Charlie Hebdo hat anlässlich des zehnten Jahrestages des Anschlags auf die Redaktion eine 32-seitige Sonderausgabe veröffentlicht.
Am 7. Januar 2015 drangen zwei Brüder, Chérif und Saïd Kouachi, in den Sitz der satirischen Wochenzeitung Charlie Hebdo in Paris ein und ermordeten zwölf Menschen. Acht von ihnen waren Mitarbeiter der Redaktion: fünf Karikaturisten (Wolinski, Cabu, Honoré, Tignous und Charb, der Chefredakteur), ein Korrektor (Mustapha Ourrad), eine Psychoanalytikerin (Elsa Cayat) und ein anti-neoliberaler Wirtschaftswissenschaftler (Bernard Maris, bekannt als "Oncle Bernard").
Karikatur, ein Grundrecht
In dieser Sonderausgabe werden unter anderem die Ergebnisse einer Umfrage veröffentlicht, die das Ifop im Auftrag der Fondation Jean-Jaurès durchgeführt hat. Immer mehr Menschen verteidigen das Recht zu lachen. Und sogar, über Gott zu lachen.
Die Ergebnisse der Umfrage zeigen, dass 62 % der Befragten dasRecht befürworten, "eine religiöse Überzeugung, ein Symbol oder ein Dogma provokativ zu kritisieren".

76 % der Befragten sind der Meinung, dass"das Recht auf freie Meinungsäußerung ein Grundrecht ist und dass die Freiheit der Karikatur eines davon ist". Im Jahr 2012 waren nur 58 % dieser Meinung. Ein Anstieg von fast 20 % innerhalb von zwölf Jahren ist kein Pappenstiel.
Die Ergebnisse werden auch als Antwort auf eine Frage zur Entscheidung der New York Times veröffentlicht, keine politischen Karikaturen mehr zu veröffentlichen. Sechsundsechzig Prozent der Befragten gaben an, dass sie mit dieser Entscheidung nicht einverstanden sind.

2019 Karikatur. Siehe den zugehörigen Artikel.
Auf ihrer Website haben sie auch die ausgewählten Vignetten ihres Wettbewerbs #RiredeDieu / #MockingGod veröffentlicht, die Sie in dieser Galerie sehen können.
Zurzeit befinden sich die Redaktionsräume der Wochenzeitung aus Sicherheitsgründen an einem geheimen Ort, und die Mitarbeiter müssen mit Leibwächtern herumlaufen.
In seinem Leitartikel mit dem Titel"Unglaublich und universell" erinnert Riss daran, dass"Charlie Hebdo zehn Jahre später immer noch da ist" und wie der Anschlag die Entwicklung der Wochenzeitung beeinflusst hat.

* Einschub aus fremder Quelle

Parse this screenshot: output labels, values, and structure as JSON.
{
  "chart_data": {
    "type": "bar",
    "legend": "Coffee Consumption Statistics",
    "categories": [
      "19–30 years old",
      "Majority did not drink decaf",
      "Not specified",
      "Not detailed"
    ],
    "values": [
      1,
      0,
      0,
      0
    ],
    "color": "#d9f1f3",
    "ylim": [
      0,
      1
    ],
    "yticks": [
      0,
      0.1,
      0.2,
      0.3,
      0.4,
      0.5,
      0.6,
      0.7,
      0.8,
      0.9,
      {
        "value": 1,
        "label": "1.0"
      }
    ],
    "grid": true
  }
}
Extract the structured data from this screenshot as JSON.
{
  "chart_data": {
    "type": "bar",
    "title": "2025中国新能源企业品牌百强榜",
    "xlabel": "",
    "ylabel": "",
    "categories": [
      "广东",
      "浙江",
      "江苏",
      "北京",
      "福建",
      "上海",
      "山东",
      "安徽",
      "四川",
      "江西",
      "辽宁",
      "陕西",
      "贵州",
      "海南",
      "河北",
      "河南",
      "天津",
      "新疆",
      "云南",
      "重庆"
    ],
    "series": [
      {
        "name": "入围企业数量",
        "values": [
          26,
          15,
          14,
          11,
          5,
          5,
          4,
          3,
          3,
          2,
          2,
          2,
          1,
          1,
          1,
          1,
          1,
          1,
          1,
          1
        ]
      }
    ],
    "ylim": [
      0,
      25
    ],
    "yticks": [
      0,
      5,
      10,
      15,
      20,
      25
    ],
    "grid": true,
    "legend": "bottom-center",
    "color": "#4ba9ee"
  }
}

Am Tag nach dem Anschlag standen wir mit dem Rücken zur Wand: Charlie Hebdo wurde von einem Kommentator des Zeitgeschehens plötzlich zu einem politischen Akteur. Wenn Charlie zusammenbricht und verschwindet, haben die Terroristen gewonnen. Gelang es Charlie, wieder aufzuerstehen, scheiterten die Terroristen. Die Zeitung zu behalten bedeutete zu zeigen, dass die Ideen, für die wir jahrelang mit Texten und Zeichnungen gekämpft hatten, nicht nur Gerede waren, sondern Ausdruck unserer tiefsten Überzeugungen. Der Anschlag war ein Moment der Wahrheit, der die Solidität unserer Ideen auf die Probe stellte, trotz des Leids und der Schwierigkeiten, eine Redaktion wieder aufzubauen, die stets von Kritikern bedroht und verunglimpft wurde. Denn Ideen sind reale, gelebte Erfahrungen und nicht nur schöne Worte, die man deklamiert oder in einen Leitartikel kritzelt.
Die Satire hat eine Tugend, die uns in diesen tragischen Jahren geholfen hat: Optimismus. Wenn man lachen kann, kann man auch leben. Lachen, Ironie und Karikatur sind Ausdruck von Optimismus. Was auch immer geschieht, ob dramatisch oder glücklich, der Drang zu lachen wird nie verschwinden.
Laurent Sourisseau, besser bekannt als"Riss", wurde 1966 geboren und kam 1991 zu La Grosse Bertha, wo er Charb, Luz, Cabu, Philippe Val und das gesamte Team des zukünftigen Charlie Hebdo kennenlernte. Im Juli 1992 nahm er an der Neuauflage von Charlie Hebdo teil. Nach dem Weggang von Philippe Val teilte er sich 2009 die Leitung der Zeitung mit Charb. Am 7. Januar 2015 wurde er bei dem Attentat in den Rücken geschossen und ist seither Herausgeber der Zeitung.